Assume that riak_kv.chunk_threshold is the primary size we care about. It's almost certainly the same as riak_kv.chunk_size, and probably riak_kv.max_object_size too. The two chunk size settings might not even exist, and simply be derived from riak_kv.max_object_size when riak_kv.large_objects is enabled, removing any indication of the implementation strategy from the published config schema (probably additional knobs under the covers, either in hidden schema or advanced.config).

• Siblings are not allowed for chunked objects. For the user, this is easily expressed as "objects with sizes over riak_kv.max_object_size behave as though their allow_mult bucket property is false." Realistically, who wants their GET result to include multiple copies of their GB object anyway?

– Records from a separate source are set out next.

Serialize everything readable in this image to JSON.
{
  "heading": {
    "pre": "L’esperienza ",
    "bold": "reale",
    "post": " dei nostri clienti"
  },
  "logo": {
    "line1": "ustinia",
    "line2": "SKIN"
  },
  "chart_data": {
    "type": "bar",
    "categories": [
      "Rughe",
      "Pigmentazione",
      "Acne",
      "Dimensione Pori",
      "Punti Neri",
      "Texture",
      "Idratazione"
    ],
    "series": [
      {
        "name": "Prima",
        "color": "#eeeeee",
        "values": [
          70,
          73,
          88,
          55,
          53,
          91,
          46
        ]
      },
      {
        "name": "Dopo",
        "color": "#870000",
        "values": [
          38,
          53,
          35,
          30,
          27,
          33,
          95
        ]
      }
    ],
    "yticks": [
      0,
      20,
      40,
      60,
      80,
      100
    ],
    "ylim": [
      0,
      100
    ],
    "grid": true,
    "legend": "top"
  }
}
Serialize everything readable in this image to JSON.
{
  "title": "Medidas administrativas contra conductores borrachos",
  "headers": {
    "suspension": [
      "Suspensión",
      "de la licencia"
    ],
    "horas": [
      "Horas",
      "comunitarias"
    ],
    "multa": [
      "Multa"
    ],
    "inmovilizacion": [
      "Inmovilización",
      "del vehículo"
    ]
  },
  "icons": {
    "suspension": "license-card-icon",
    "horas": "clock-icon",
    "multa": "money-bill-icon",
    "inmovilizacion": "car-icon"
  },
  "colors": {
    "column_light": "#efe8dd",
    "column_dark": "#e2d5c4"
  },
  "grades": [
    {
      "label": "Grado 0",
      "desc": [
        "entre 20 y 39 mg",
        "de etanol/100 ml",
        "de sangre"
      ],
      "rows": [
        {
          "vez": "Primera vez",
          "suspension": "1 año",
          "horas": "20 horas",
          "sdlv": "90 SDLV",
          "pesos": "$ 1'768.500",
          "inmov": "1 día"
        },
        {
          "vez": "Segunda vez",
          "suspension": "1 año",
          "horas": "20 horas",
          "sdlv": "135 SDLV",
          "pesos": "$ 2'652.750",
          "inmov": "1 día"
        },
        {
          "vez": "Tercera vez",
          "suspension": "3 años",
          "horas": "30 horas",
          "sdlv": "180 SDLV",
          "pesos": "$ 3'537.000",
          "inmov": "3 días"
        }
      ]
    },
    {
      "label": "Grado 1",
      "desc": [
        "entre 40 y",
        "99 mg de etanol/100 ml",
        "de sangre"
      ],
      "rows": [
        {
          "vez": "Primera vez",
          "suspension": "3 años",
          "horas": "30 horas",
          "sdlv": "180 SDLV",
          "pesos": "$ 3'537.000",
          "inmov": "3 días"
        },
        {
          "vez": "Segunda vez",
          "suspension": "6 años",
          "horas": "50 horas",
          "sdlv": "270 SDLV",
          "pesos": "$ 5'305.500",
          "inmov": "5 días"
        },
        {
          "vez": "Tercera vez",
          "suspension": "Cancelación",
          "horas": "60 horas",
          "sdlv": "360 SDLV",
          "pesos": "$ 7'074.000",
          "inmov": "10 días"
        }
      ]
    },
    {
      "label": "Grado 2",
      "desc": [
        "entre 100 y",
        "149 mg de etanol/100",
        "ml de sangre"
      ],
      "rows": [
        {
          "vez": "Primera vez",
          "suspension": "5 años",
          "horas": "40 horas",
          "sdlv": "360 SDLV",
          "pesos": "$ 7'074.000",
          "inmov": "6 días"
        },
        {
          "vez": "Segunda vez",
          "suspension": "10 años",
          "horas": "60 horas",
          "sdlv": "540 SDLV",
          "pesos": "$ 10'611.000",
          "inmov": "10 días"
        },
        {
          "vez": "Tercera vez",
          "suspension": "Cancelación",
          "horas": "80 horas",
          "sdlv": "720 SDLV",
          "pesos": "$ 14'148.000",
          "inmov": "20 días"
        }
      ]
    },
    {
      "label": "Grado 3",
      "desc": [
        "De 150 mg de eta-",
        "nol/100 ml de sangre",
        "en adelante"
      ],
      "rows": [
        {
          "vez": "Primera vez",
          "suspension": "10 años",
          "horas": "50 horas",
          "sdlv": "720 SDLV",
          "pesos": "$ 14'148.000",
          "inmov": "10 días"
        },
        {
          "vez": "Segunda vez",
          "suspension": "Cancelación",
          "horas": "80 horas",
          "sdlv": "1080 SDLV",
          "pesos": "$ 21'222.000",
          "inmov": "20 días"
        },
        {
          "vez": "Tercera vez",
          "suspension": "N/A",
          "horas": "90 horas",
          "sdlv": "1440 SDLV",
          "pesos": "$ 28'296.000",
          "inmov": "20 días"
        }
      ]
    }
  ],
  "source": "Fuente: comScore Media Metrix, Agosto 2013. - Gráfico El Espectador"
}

• I don't think it's worth trying to implement partial updates, a la the "file" model. The complexity is enormous, and I'm reasonably sure that the common use cases for LOs (especially if we bump riak_kv.max_object_size up) don't justify it anyway. We're already dumping a significant added workload on the Riak node (more on that below), the cost of diffing all the chunk hashes and figuring out what to update could add a lot with little payoff.

• Counter to the above, the added workload could be cheap or nearly free, at least on physical machines vs VMs. With the proliferation of CPU cores, the model of a vnode being a single process (hence using a single core) leads to CPU under-utilization with currently deployed cluster and ring sizes. We have yet to explore ring sizes over 1K to use more CPU, but we have IO constraint concerns going in that direction. Those "free" cores could potentially crunch data in RAM with little observable impact on throughput.